When he was chairman of the committee in the last two years of the Reagan administration, he said, he was included in White House meetings on foreign affairs and had regular breakfasts with Secretary of State George P. Shultz.

"This president and this secretary don't do that," Mr. Lugar said. "I just accept the fact that there are different styles in different administrations."

The Bush administration has the right, Mr. Lugar said, to decide whom "they want around the table. I do not purport to have played a significant role."

Mr. Lugar basically supports the administration's war policy, but he said, "Even if the decisions have been correct, the diplomacy has been deficient."

Others in the Senate said that Mr. Hagel and Senator Joseph R. Biden Jr. of Delaware, the top Democrat on the committee, had approached the chairman some months ago and had encouraged him to be more outspoken and aggressive, but that Mr. Lugar had resisted.

"It's just not his style," said Thomas E. Mann, a senior fellow at the Brookings Institution who is an expert on Congress. "He doesn't raise his voice. He is personally a conservative person, and he doesn't want to undermine Bush's re-election."

Loch K. Johnson, a political scientist at the University of Georgia who has written extensively about Congress and foreign policy, said the biggest difference between Congress in 1966 and today was that then the Democrats had a large majority in the Senate and they could afford to challenge Johnson on Vietnam without jeopardizing their control of Congress. Republicans today, with their bare majority, do not have that luxury, he said.

Mr. Lugar agreed with that analysis. "We are a country that's about 50-50, and I want to be a unifying force," he said.

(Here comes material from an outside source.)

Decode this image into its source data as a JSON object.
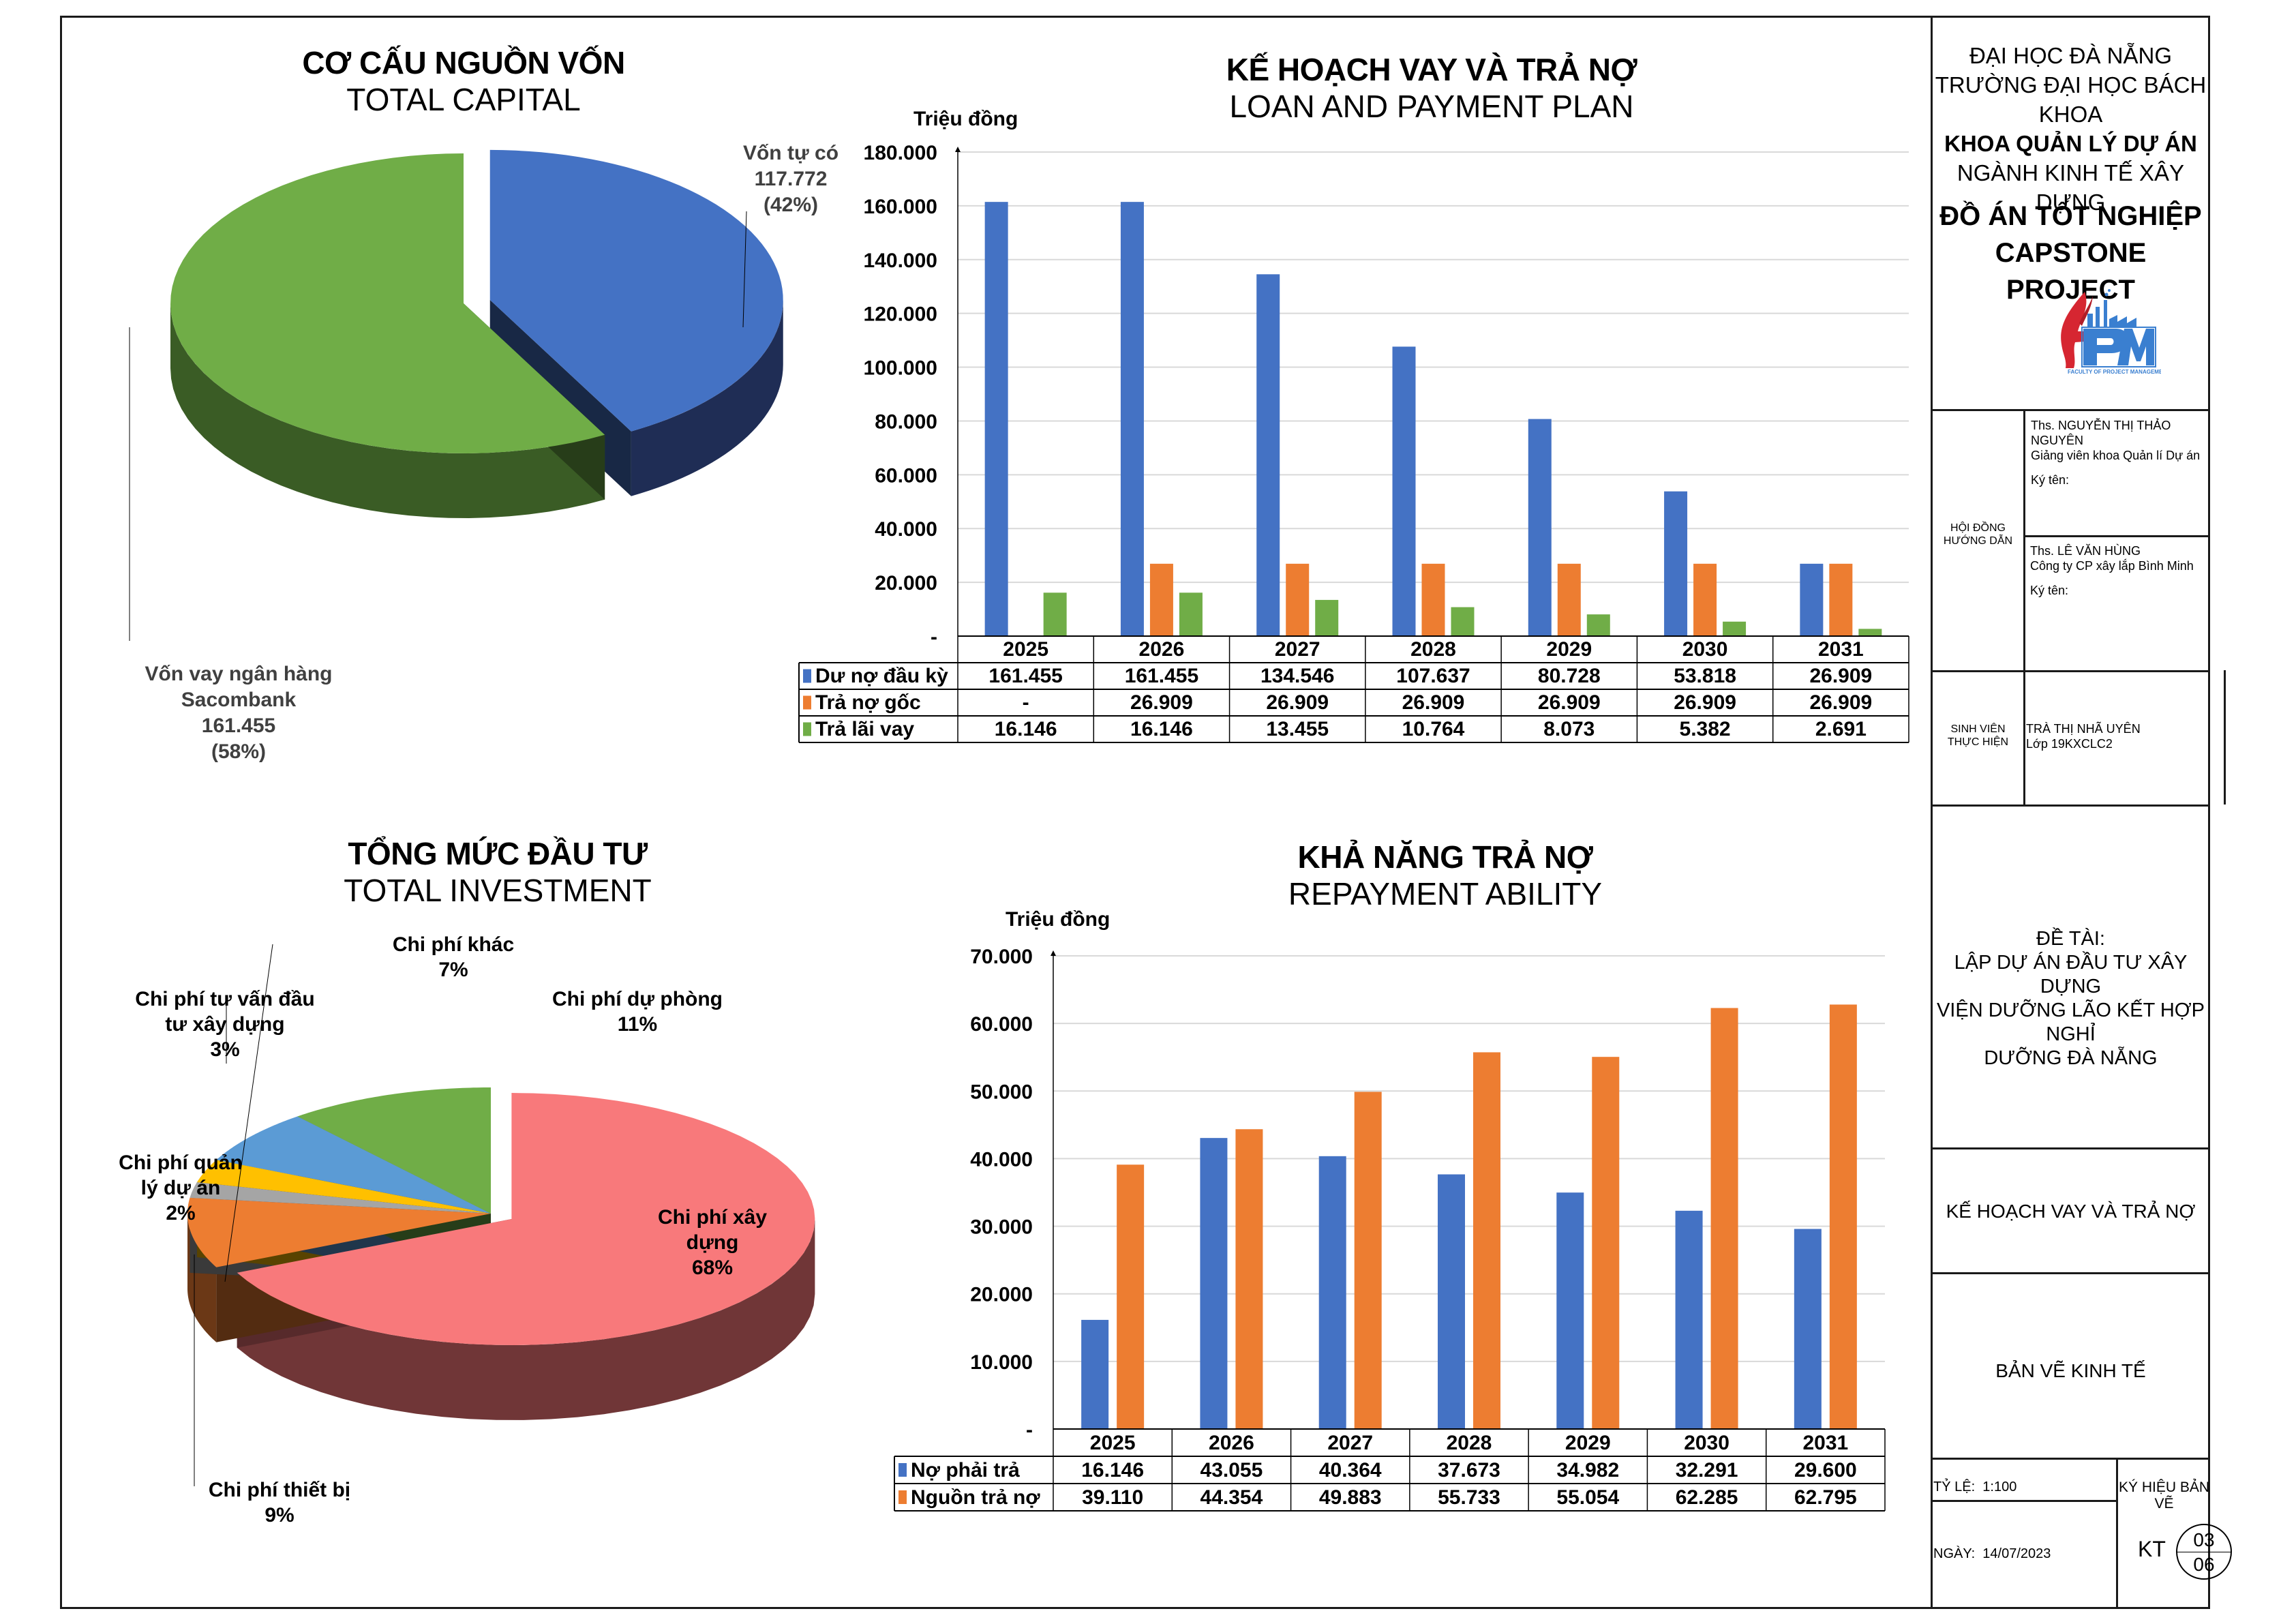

He is especially proud, he said, that his committee is an island of bipartisanship in a sea of polarization in Congress.

Mr. Hagel did not disagree, but he said: "What troubles and surprises me about the administration is that when you have someone like Lugar, as respected and knowledgeable a senator as there is, to not use him. He's smart, he's articulate and it deprives the administration of a tremendous reservoir of knowledge and experience."

Mr. Lugar said he could force the administration's hand by delaying confirmations or holding up financing, but he said he did not intend to do that.

Unlike Mr. Fulbright, he said, "I have no desire to lead a revolt."